Tariffs and Cocoa: Q2 gross margins expected down ~700 bps; unmitigated tariffs could hit $100M per quarter in Q3 and Q4.
Challenges:
ERP transition impact and seasonality
Cocoa and retaliatory tariffs pressure on margins
Retailer and consumer shifts to value channels (Club, Dollar stores)
"We’re exploring every lever—productivity, pricing, sourcing, and manufacturing—to mitigate tariffs." — Michele Buck, CEO
Market Insights
Consumer Trends:
Value-seeking behaviors accelerating (shift to Club, Dollar, Online)
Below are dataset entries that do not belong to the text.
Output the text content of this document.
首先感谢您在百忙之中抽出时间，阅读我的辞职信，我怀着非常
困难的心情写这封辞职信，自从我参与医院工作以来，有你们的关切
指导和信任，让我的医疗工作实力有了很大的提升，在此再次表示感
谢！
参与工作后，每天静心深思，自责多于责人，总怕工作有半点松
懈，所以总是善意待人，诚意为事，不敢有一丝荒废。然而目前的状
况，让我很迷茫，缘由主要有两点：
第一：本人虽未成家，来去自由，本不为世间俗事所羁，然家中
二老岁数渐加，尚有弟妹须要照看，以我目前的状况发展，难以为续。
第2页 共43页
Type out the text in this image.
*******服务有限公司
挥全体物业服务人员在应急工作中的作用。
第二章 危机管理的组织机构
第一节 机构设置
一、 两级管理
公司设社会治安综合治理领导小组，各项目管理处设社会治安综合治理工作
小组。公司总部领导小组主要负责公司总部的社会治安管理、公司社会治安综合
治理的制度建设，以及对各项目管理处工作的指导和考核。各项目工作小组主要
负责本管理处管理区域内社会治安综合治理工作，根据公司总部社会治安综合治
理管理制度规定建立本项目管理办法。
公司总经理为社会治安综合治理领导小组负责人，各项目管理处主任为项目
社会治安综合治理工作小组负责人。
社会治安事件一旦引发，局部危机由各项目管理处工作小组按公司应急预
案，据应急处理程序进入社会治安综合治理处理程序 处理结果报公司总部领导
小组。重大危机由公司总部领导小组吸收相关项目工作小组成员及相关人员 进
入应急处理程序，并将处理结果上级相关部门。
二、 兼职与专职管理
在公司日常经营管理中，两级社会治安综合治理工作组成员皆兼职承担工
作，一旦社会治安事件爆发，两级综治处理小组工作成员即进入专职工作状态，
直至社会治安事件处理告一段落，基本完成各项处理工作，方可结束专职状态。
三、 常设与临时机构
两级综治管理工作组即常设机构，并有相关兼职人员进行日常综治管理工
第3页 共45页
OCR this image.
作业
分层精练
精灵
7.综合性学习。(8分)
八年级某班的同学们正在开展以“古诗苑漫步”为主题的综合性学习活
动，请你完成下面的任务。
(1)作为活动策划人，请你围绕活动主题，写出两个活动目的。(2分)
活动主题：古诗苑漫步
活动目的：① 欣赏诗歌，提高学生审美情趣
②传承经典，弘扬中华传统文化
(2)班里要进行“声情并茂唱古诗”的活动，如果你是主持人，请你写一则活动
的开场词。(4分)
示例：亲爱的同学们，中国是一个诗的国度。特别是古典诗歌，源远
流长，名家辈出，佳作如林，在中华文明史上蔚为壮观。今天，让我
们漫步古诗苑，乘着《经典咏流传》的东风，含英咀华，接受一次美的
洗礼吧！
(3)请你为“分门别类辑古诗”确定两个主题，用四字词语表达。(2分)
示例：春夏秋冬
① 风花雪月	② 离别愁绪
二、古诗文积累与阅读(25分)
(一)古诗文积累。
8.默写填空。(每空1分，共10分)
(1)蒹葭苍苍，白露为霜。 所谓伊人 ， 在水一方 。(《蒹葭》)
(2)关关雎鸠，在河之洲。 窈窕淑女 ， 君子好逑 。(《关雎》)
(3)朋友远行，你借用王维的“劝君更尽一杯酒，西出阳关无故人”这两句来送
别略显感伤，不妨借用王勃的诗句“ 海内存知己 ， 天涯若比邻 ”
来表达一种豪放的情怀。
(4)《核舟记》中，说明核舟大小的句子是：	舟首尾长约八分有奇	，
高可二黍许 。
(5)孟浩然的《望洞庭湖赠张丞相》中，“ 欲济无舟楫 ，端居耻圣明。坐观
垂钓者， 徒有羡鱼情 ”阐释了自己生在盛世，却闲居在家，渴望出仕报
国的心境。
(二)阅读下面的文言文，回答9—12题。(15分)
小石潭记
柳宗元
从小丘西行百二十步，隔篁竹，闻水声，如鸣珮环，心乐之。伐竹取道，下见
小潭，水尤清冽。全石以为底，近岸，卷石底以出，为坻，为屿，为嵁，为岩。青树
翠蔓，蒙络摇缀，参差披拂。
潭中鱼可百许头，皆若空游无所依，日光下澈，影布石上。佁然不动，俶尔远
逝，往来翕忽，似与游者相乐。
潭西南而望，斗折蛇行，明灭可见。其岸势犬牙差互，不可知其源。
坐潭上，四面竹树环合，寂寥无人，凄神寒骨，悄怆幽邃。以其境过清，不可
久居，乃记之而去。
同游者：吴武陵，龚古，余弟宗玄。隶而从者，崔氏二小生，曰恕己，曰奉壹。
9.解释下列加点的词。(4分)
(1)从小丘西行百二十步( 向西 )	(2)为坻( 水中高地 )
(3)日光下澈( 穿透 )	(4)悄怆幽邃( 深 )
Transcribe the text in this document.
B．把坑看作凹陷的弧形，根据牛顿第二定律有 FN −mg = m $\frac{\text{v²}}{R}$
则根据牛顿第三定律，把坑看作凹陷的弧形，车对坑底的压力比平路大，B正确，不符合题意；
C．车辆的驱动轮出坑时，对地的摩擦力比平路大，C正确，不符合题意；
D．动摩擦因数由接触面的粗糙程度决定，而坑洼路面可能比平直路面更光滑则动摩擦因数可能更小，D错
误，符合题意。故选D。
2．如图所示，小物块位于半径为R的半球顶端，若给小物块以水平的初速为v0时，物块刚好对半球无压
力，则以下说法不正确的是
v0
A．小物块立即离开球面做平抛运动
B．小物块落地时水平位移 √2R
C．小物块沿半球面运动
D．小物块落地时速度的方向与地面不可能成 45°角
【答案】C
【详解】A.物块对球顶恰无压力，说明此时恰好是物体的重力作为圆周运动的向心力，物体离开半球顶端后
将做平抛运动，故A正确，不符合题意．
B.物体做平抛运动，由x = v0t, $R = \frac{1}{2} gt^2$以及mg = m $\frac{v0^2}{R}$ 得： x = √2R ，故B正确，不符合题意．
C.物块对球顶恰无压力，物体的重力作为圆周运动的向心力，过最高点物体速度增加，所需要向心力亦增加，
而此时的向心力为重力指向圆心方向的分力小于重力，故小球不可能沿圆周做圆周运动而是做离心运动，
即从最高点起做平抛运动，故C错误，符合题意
Sweets showing durable demand among younger, diverse demographics
Salty Snacks benefiting from better-for-you positioning and premiumization
Competitive Environment:
Chocolate facing pressures from private label and premium players
Retailers focusing more on simple/natural ingredient products in shelf resets
"Our sweets portfolio is not just a moment. It has long-term growth potential driven by innovation and generational shifts." — Michele Buck, CEO
Strategic Initiatives
Growth and Optimization Efforts:
LesserEvil Acquisition: Adds scale in better-for-you salty snacks targeting young families
Reese’s Fall Innovation: Major new product expected to drive growth and incremental shelf placement
Price Pack Architecture (PPA): Ongoing efforts to balance price increases with value perception
Transformation Program: $125M expected in productivity savings in 2025
ERP System Transition: Continuing to optimize operations and cost control
Tariff Mitigation Strategy:
Aggressive lobbying for exemptions
Sourcing shifts and manufacturing adjustments
Strategic price increases and product mix optimization
Capital Allocation
Dividend and Buybacks:
No buybacks planned for 2025, with capital prioritized toward M&A (e.g., LesserEvil) and tariff mitigation.
Dividend policy remains intact, with focus on shareholder returns in the long-term as cash flow improves.
Liquidity and Debt:
Cash position: $1.5 billion
Interest expense expected at ~$185-$190 million for the year
Capital expenditures: $425-$450 million
The Bottom Line
Hershey’s Q1 2025 earnings reflect a business navigating significant commodity and tariff challenges while continuing to invest in growth drivers like Salty Snacks and innovation in core brands. Tariff impacts will weigh heavily in H2, but management’s multi-lever mitigation plan and strong consumer connection in seasonal and everyday treats provide a path to stability. With Reese’s major innovation on deck and international momentum building, Hershey remains focused on emerging from commodity pressures even stronger.